Speaking of college, Peterson has plenty of interest, and some offers. But he is going against the grain and doing something almost unheard of in the recruiting game today: he's being patient.
At a time when high school kids are committing when they are freshmen, and then de-committing just a quickly only to re-commit somewhere else, Peterson has vowed to take his time, enjoy his high school career, and trust that his college situation will all work out for the best in due time.
He says he will take some official visits after Libertyville's season is over and make a college decision this spring. Peterson has 15 offers. He says that Rice has shown the most interest lately and has been out to see a game in person every week for the last month.
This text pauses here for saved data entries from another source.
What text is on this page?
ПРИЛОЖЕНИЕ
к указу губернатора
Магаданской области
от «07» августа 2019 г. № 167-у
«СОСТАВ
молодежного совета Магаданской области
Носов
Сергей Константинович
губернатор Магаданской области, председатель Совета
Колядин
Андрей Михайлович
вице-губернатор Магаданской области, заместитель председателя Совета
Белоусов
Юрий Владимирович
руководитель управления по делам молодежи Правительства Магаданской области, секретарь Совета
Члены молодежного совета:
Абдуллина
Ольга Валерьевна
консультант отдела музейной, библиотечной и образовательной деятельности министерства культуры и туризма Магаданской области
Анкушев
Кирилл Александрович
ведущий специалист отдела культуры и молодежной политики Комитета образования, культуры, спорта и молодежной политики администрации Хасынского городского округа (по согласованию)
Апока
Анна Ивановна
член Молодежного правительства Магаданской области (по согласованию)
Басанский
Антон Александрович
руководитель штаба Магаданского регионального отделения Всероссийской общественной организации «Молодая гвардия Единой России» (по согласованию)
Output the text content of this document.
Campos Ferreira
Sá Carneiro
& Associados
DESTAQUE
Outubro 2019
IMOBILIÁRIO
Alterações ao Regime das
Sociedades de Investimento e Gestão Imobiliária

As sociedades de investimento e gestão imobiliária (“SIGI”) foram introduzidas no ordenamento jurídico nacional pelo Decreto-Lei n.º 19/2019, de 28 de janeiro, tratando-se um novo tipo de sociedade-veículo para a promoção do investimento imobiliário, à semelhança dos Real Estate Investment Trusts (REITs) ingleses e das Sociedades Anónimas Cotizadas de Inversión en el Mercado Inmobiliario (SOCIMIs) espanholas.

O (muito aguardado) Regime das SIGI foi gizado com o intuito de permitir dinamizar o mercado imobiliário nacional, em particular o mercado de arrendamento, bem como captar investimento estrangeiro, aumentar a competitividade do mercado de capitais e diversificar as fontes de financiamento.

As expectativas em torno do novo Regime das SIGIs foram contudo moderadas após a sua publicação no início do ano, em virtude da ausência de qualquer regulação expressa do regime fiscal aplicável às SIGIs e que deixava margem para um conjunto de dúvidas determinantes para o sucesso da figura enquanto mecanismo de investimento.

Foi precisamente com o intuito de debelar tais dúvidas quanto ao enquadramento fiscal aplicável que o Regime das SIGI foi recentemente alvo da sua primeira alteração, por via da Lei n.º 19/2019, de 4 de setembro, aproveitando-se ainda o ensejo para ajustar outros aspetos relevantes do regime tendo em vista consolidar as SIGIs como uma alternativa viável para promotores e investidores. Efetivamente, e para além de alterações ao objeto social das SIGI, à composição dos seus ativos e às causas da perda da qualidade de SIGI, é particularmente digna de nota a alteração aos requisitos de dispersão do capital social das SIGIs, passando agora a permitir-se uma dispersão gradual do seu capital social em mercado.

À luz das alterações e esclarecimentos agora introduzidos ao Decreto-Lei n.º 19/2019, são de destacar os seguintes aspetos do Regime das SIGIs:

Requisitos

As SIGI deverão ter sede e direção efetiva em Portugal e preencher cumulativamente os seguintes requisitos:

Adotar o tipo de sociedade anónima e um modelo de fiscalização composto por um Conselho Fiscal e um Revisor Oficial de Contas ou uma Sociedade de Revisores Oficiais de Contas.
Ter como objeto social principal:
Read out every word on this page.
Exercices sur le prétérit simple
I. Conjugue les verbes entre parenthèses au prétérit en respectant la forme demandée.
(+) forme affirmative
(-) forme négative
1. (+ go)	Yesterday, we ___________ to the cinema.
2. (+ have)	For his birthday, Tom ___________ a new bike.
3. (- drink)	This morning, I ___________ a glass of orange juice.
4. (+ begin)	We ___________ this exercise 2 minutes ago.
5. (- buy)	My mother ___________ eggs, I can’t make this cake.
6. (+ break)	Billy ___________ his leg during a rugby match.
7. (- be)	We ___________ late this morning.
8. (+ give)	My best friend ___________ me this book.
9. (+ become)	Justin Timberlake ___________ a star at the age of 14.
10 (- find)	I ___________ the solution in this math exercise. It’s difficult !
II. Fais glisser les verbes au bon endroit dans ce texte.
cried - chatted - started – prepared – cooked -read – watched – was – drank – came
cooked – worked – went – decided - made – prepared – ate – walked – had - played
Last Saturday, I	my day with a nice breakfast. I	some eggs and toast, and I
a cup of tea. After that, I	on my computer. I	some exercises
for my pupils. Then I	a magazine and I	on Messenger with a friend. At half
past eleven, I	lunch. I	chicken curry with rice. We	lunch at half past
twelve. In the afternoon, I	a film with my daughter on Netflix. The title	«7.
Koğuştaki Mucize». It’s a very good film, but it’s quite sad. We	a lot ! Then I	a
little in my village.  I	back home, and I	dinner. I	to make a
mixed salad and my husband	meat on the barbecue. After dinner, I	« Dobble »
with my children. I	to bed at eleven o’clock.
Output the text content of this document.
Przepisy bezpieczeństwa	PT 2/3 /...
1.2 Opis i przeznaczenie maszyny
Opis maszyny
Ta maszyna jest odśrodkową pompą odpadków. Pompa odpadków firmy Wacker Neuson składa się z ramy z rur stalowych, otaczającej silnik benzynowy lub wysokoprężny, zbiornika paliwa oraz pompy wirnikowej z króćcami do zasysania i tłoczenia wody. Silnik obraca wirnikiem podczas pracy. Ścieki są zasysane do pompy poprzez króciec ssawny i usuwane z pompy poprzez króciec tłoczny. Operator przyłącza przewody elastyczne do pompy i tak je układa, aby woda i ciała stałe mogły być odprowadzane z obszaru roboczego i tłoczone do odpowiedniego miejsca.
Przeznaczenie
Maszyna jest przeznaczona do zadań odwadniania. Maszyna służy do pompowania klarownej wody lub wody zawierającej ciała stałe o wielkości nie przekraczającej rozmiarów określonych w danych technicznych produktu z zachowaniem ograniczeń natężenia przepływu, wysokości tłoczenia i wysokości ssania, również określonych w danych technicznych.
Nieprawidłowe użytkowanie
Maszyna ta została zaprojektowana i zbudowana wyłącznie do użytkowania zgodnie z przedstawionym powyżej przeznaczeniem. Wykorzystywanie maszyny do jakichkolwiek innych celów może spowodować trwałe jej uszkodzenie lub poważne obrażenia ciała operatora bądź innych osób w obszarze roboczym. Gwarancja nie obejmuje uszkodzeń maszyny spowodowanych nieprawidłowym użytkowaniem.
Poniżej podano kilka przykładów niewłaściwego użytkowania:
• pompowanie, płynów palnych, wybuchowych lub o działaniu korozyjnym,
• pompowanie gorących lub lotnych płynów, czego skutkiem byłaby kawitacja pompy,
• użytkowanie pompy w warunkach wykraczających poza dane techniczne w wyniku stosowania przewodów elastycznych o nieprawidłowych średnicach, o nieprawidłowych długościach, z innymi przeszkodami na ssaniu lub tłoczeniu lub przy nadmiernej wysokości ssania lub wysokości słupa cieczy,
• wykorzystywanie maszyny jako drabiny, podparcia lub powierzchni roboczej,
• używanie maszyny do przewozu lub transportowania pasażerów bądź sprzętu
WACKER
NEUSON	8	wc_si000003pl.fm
"Committing early, or signing early could have taken a lot of pressure off, but I knew at the end of the day, I didn't want to rush anything. I have a lot of time. I still do," Peterson said. "I just didn't want to be taking visits during the season. I wanted to focus on the team. I also figured that the more coaches could see me play, the more interest I could get. I knew I would continue to prove myself."
Peterson has proven himself through the taunts and jeers, as well as through defenses designed specifically to stop or slow him. He's been face-guarded, seen box-and-one defenses, been double-teamed, and he's been pulled on and pushed all over the court.
And yet, he's put up plenty of huge numbers, like when he dropped a career-high 37 points on Waukegan this season. In the rematch between the two teams, Peterson went off for 35 points.
But when his shot isn't there, Peterson is perfectly happy to look for his teammates. His height, as well as his ability to see over traps and pressure defense, usually allows him to find them. Peterson is one of Libertyville's leaders in assists.
"Even when teams are focusing on me, I know I can still contribute to my team with my passing and my leadership," Peterson said. "I can find my teammates. We have four guys shooting nearly 40 percent from 3-point range. That makes it tough on other teams when they focus their defense on me."
Peterson figures that he's just a good weight program away from making life really tough on other teams at the next level.
He says that plenty of college coaches are confident that once they get him on their campus, they will pack on the kind of bulk and muscle that can take Peterson's game to the next level.
"The main thing I hear from college coaches is that it's easier to add weight than talent," Peterson said with a laugh. "Right now, I'm lifting a lot of weights and I'm eating a lot of meat, drinking protein shakes and all that. I've gained weight since sophomore year, but it would be nice if I could put on 20 more pounds.
"In the long run, I will put on the weight, and then I will really be able to help a team."
Not that he hasn't done so already, of course.
Libertyville won't replace Peterson easily.
Neither will opposing fans. Such heckles aren't doled out to just anyone.
"When we were playing at Stevenson (this year), I hit a 3-pointer right at the end of the third quarter and that gave us our first lead. I turned to the Stevenson student section and just flexed (both arms)," Peterson said with a laugh. "I had to make sure to let them know that we were back in the game. They kept yelling, of course, but I liked that. That was the fun of it."